Puszki sie przedaje w skupie i placa tam od sztuki, czyli 4 gr, tak bylo w zeszlym roku.Raz zbieralem z kumplem :) Wcale latwe to nie jest, troche czuc w kosciach, ale ludzie sa zyczliwi i sami podrzucaja puszki do wora. No i najgorsze jest taszczenie tego do skupu.
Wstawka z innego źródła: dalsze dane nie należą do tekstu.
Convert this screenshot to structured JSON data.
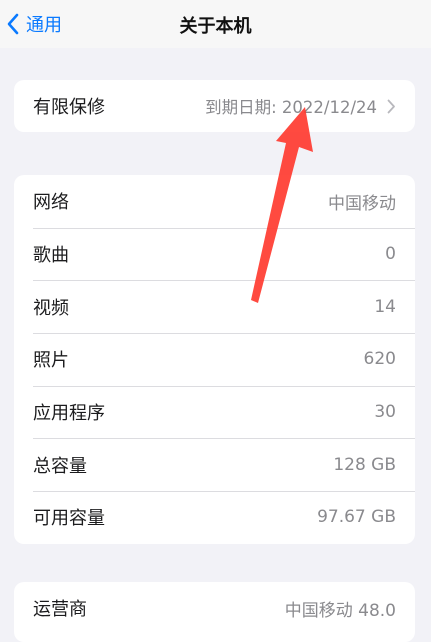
{
  "nav": {
    "back_label": "通用",
    "title": "关于本机"
  },
  "warranty": {
    "label": "有限保修",
    "value": "到期日期: 2022/12/24"
  },
  "info_rows": [
    {
      "label": "网络",
      "value": "中国移动"
    },
    {
      "label": "歌曲",
      "value": "0"
    },
    {
      "label": "视频",
      "value": "14"
    },
    {
      "label": "照片",
      "value": "620"
    },
    {
      "label": "应用程序",
      "value": "30"
    },
    {
      "label": "总容量",
      "value": "128 GB"
    },
    {
      "label": "可用容量",
      "value": "97.67 GB"
    }
  ],
  "carrier": {
    "label": "运营商",
    "value": "中国移动 48.0"
  },
  "colors": {
    "background": "#f2f2f7",
    "accent": "#0a7aff",
    "annotation_arrow": "#ff3b30"
  },
  "icons": [
    "chevron-left-icon",
    "chevron-right-icon",
    "annotation-arrow-icon"
  ]
}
A tak juz stricte do tematu to polecam zabrac ze 100 - 150 zl odliczajac cene biletu oczywiscie, przynajmniej mnie tyle styka zawsze, ale zalezy od tego jak te kase sporzytkujesz. Mozna rownie dobrze zabrac 5 000 i wrocic z niczym. Pamietac trzeba ze kasa zawsze "idzie jak woda".
 
 
 
grotesqa  
Lubi pieprzyć


Wiek: 34
Dołączyła: 29 Mar 2009
Posty: 383
Skąd: Horyniec/Rzeszów
Wysłany: Pon 29 Cze, 2009   

grrr... ale mnie osłabia fakt ze musze zapłacić ponad 80 zł za bilet w dwie strony ;( dlaczego ja mieszkam tak daleko ...a wracając do tematu puszek.. to tez jest dobry interes dla okolicznych dzieciaków. Trzeba pilnować worków, bo niektórzy idą na łatwiznę i po prostu potrafią zwinąć pełny worek puszek. To sie nazywa tupet -_-
 
 
 
tutus
Gość
Wysłany: Pon 29 Cze, 2009   

zawsze można na stopa;) a ja mam jakoś 4 razy bliżej, a ostatnio o ile dobrze pamiętam płaciłem 60 zł :shock:
 
 
andromantyczna  
Forumowy prawiczek


Wiek: 32
Dołączyła: 29 Cze 2009
Posty: 12
Wysłany: Pon 29 Cze, 2009   

Nie wyobrażam sobie wooda bez przygód w pociągu. Coś w stylu 'stoje przez dwie godziny na jednej nodze i podśpiewuję z całą resztą wagonu mój jest ten kawałek podłogi'.. :-D
 
 
 
abrahus  
Forumowy prawiczek
nie mam czasu na nic, bo jutro jade na woodstck ;p

Wiek: 34
Dołączył: 04 Lis 2008
Posty: 29
Wysłany: Wto 30 Cze, 2009   

grotesqa zapewne nie ma zniżki na legitke i dlatego 80 ;) ja rok temu też płaciłem 80 gdyz ponieważ zgubiłem legitymacje ;( !! Też z Rzeszy jeżdżę ;)
 
 
Marisha  
Konto Fikcyjne


Dołączyła: 05 Sie 2008
Posty: 377
Skąd: Kalisz
Wysłany: Wto 30 Cze, 2009   

A ja chyba 2 lata jeździłam ciopągiem bez biletu na woodastock i ani razu nas nie złapali, nie wiem czemu. Ale to było dawno z 5 lat temu, może wtedy nie było tylko kanarów... na stopa też kiedyś jechałam na woodstock, i utknęliśmy w Poznaniu :-/ ale tez fajnie było :-) a w tym roku nie mam pojęcia czym i skad przyjade :-)
 
 
 
grotesqa  
Lubi pieprzyć


Wiek: 34
Dołączyła: 29 Mar 2009
Posty: 383
Skąd: Horyniec/Rzeszów
Wysłany: Wto 30 Cze, 2009   

abrahus napisał/a:
grotesqa zapewne nie ma zniżki na legitke i dlatego 80 ;) ja rok temu też płaciłem 80 gdyz ponieważ zgubiłem legitymacje ;( !! Też z Rzeszy jeżdżę ;)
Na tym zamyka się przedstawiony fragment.